Who would get what from the 5% of gaming revenue a proposed casino resort in St. Tammany Parish, Louisiana has agreed to pay the parish had been an issue with a big question mark until late last week.
The board running the St. Tammany Parish Development District on Thursday approved an agreement on the future distribution of the funds that the parish would get from the gambling venue that is planned to be built at Interstate 10’s Exit 261 on an inlet along Lake Pontchartrain, just outside the City of Slidell.
The company behind the multi-million development scheme, California-based Peninsula Pacific Entertainment (P2E), claims the 5% share of net gaming revenue it would contribute to the parish would translate to an estimated $7.5 million to $9 million a year.
Chris Masingill, CEO of the parish’s economic development agency, said that the 5% net gaming revenue share has been the most a casino operator has ever agreed to pay in Louisiana.

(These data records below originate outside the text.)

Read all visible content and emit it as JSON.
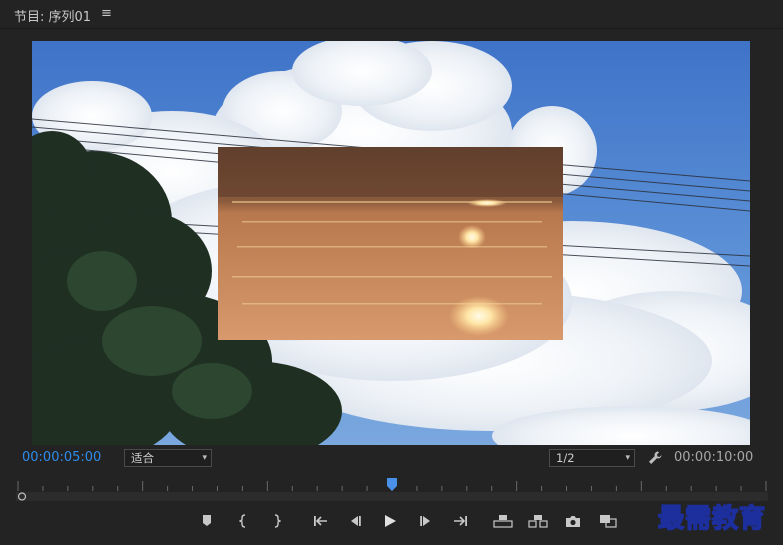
{
  "panel": {
    "title": "节目: 序列01",
    "menu_icon": "hamburger-menu-icon"
  },
  "controls": {
    "current_timecode": "00:00:05:00",
    "zoom_select": "适合",
    "resolution_select": "1/2",
    "settings_icon": "wrench-icon",
    "duration_timecode": "00:00:10:00"
  },
  "playhead": {
    "position_fraction": 0.5
  },
  "toolbar": [
    {
      "name": "add-marker-button",
      "icon": "marker-icon"
    },
    {
      "name": "mark-in-button",
      "icon": "mark-in-icon"
    },
    {
      "name": "mark-out-button",
      "icon": "mark-out-icon"
    },
    {
      "name": "go-to-in-button",
      "icon": "go-to-in-icon"
    },
    {
      "name": "step-back-button",
      "icon": "step-back-icon"
    },
    {
      "name": "play-button",
      "icon": "play-icon"
    },
    {
      "name": "step-forward-button",
      "icon": "step-forward-icon"
    },
    {
      "name": "go-to-out-button",
      "icon": "go-to-out-icon"
    },
    {
      "name": "lift-button",
      "icon": "lift-icon"
    },
    {
      "name": "extract-button",
      "icon": "extract-icon"
    },
    {
      "name": "export-frame-button",
      "icon": "camera-icon"
    },
    {
      "name": "compare-view-button",
      "icon": "compare-icon"
    }
  ],
  "watermark": "最需教育",
  "colors": {
    "accent": "#2d8ceb",
    "background": "#232323",
    "playhead": "#4a8fe8"
  }
}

It should also be noted that the future Slidell casino would also have to pay 26% in taxes to the state, if it gets developed.

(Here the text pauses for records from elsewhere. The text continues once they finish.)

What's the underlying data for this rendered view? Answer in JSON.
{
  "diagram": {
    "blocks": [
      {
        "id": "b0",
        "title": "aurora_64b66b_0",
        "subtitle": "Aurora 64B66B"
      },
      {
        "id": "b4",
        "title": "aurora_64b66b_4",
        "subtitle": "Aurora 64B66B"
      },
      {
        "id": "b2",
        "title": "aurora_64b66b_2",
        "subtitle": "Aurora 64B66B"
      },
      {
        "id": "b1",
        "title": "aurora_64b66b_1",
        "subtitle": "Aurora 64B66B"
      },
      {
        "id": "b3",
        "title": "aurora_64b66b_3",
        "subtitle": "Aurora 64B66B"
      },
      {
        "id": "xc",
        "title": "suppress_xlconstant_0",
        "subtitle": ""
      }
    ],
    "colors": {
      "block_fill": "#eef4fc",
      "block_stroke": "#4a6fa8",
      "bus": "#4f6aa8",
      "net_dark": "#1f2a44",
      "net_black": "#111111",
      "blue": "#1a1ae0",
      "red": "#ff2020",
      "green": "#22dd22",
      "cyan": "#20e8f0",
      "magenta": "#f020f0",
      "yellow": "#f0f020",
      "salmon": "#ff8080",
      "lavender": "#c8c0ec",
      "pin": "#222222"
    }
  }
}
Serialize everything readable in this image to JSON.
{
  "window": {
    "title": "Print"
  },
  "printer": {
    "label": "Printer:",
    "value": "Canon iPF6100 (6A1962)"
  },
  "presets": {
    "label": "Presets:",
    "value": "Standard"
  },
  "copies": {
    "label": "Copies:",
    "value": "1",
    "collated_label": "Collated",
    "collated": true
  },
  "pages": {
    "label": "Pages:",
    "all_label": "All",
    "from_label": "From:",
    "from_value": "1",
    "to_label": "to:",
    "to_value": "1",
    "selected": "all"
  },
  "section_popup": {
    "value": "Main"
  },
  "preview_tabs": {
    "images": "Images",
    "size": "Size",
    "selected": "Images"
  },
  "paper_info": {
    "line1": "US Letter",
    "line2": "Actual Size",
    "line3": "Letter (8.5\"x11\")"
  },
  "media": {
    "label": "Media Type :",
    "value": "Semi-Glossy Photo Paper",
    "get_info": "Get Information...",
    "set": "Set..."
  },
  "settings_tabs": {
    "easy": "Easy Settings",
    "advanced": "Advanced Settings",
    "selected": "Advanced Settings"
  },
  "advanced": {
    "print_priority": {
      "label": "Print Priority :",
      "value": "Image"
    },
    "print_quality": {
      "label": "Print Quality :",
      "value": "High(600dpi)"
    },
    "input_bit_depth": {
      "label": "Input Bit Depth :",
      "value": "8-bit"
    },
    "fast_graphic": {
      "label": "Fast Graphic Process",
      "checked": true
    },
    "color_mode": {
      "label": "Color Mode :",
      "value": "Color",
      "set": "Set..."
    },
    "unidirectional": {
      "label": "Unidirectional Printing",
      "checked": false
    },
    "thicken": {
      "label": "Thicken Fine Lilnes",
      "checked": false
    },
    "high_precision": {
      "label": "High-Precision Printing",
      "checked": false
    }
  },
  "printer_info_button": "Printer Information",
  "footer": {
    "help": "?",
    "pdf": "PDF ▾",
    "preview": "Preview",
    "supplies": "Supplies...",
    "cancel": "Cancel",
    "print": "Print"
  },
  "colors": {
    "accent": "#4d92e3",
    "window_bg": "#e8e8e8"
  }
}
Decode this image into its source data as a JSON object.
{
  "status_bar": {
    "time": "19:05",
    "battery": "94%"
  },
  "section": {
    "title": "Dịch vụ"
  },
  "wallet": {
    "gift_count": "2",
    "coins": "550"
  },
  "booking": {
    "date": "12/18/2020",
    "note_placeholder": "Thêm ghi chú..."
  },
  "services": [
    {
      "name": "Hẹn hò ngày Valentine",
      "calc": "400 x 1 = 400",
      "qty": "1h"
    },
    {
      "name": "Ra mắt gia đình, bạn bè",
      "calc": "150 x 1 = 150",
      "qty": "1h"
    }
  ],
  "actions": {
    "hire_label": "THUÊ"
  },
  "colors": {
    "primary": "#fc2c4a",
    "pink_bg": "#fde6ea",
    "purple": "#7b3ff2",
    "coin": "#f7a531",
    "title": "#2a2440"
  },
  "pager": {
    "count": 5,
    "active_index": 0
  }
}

After clearing the Louisiana Legislature and securing approval from Gov. John Bel Edwards, the casino proposal should now be voted by the St. Tammany Parish Council on whether it should be put before parish voters on the November 13 ballot. The future of the $250 million resort would then lie with parish residents.
Parish Government Gets Biggest Revenue Slice
According to the recently approved agreement between P2E and parish officials, St. Tammany’s government would get the largest slice of the 5% revenue share at 37.5%. This means the parish could get between $2.8 million and $3.4 million annually.

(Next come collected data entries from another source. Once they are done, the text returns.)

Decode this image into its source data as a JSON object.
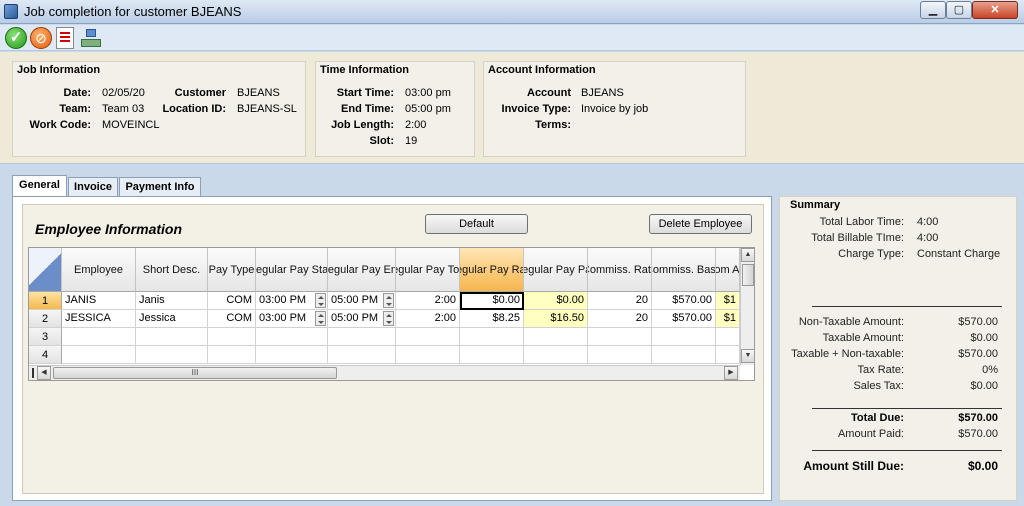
{
  "window": {
    "title": "Job completion for customer BJEANS"
  },
  "job_info": {
    "title": "Job Information",
    "date_label": "Date:",
    "date": "02/05/20",
    "team_label": "Team:",
    "team": "Team 03",
    "work_code_label": "Work Code:",
    "work_code": "MOVEINCL",
    "customer_label": "Customer",
    "customer": "BJEANS",
    "location_label": "Location ID:",
    "location": "BJEANS-SL"
  },
  "time_info": {
    "title": "Time Information",
    "start_label": "Start Time:",
    "start": "03:00 pm",
    "end_label": "End Time:",
    "end": "05:00 pm",
    "length_label": "Job Length:",
    "length": "2:00",
    "slot_label": "Slot:",
    "slot": "19"
  },
  "account_info": {
    "title": "Account Information",
    "account_label": "Account",
    "account": "BJEANS",
    "invoice_type_label": "Invoice Type:",
    "invoice_type": "Invoice by job",
    "terms_label": "Terms:",
    "terms": ""
  },
  "tabs": [
    {
      "label": "General",
      "active": true
    },
    {
      "label": "Invoice",
      "active": false
    },
    {
      "label": "Payment Info",
      "active": false
    }
  ],
  "employee_section": {
    "title": "Employee Information",
    "default_button": "Default",
    "delete_button": "Delete Employee"
  },
  "grid": {
    "headers": {
      "employee": "Employee",
      "short_desc": "Short Desc.",
      "pay_type": "Pay Type",
      "reg_start": "Regular Pay Start",
      "reg_end": "Regular Pay End",
      "reg_total": "Regular Pay Total",
      "reg_rate": "Regular Pay Rate",
      "reg_pay": "Regular Pay Pay",
      "comm_rate": "Commiss. Rate",
      "comm_base": "Commiss. Base",
      "comm_amt": "Com Am"
    },
    "rows": [
      {
        "num": "1",
        "employee": "JANIS",
        "short": "Janis",
        "pay_type": "COM",
        "start": "03:00 PM",
        "end": "05:00 PM",
        "total": "2:00",
        "rate": "$0.00",
        "pay": "$0.00",
        "comm_rate": "20",
        "comm_base": "$570.00",
        "comm_amt": "$1"
      },
      {
        "num": "2",
        "employee": "JESSICA",
        "short": "Jessica",
        "pay_type": "COM",
        "start": "03:00 PM",
        "end": "05:00 PM",
        "total": "2:00",
        "rate": "$8.25",
        "pay": "$16.50",
        "comm_rate": "20",
        "comm_base": "$570.00",
        "comm_amt": "$1"
      },
      {
        "num": "3"
      },
      {
        "num": "4"
      }
    ],
    "hscroll_grip": "III"
  },
  "summary": {
    "title": "Summary",
    "total_labor_label": "Total Labor Time:",
    "total_labor": "4:00",
    "total_billable_label": "Total Billable TIme:",
    "total_billable": "4:00",
    "charge_type_label": "Charge Type:",
    "charge_type": "Constant Charge",
    "non_taxable_label": "Non-Taxable Amount:",
    "non_taxable": "$570.00",
    "taxable_label": "Taxable Amount:",
    "taxable": "$0.00",
    "tax_plus_non_label": "Taxable + Non-taxable:",
    "tax_plus_non": "$570.00",
    "tax_rate_label": "Tax Rate:",
    "tax_rate": "0%",
    "sales_tax_label": "Sales Tax:",
    "sales_tax": "$0.00",
    "total_due_label": "Total Due:",
    "total_due": "$570.00",
    "amount_paid_label": "Amount Paid:",
    "amount_paid": "$570.00",
    "still_due_label": "Amount Still Due:",
    "still_due": "$0.00"
  }
}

Under the terms of the agreement, the parish would be required to spend at least 12.5% of its share on projects in the so-called St. Tammany Parish Gaming and Entertainment Project Zone, which includes the unincorporated area around Slidell. In other words, that city would get some of the money the parish would receive from P2E and its gambling venue.
Additionally, Slidell would get 15% of the local money, as per the deal. The city’s mayor, Greg Cromer, said that some of what his team had negotiated did not make the final cut, but the inclusion of the gaming and entertainment zone requirement meant that about 27.5% of the money would be spent in or around Slidell and that “it ended up coming out for the best for everyone.”
The second largest share of the money – 16% – would go to a Community Enhancement Grant Fund, as it is described in the agreement. Basically, the money would be contributed to non-profit organizations dealing with gambling addiction, mental health, homelessness, food insecurity, and youth and elder services.
As much as 4% of the proceeds would go to the St. Tammany Parish Municipal Special Project Fund and would be distributed across the parish’s other municipalities.
The St. Tammany Levee, Drainage, and Conservation District would get 8% of the local cut and the money would be used for projects east of Louisiana 434, south of Interstate 12, and west of the Louisiana state line.
The casino developers have agreed to build a substation of the St. Tammany Parish Sheriff’s Office at the site of the gambling venue. The Sheriff’s Office would get a 2% share of the local revenue.
Under the deal, P2E has further agreed to invest $35 million into a sports and recreation complex in eastern St. Tammany. That complex would also get a 7% chunk of the local revenue pot for operations and development and an additional $100,000 for conducting a feasibility study and drafting a master plan.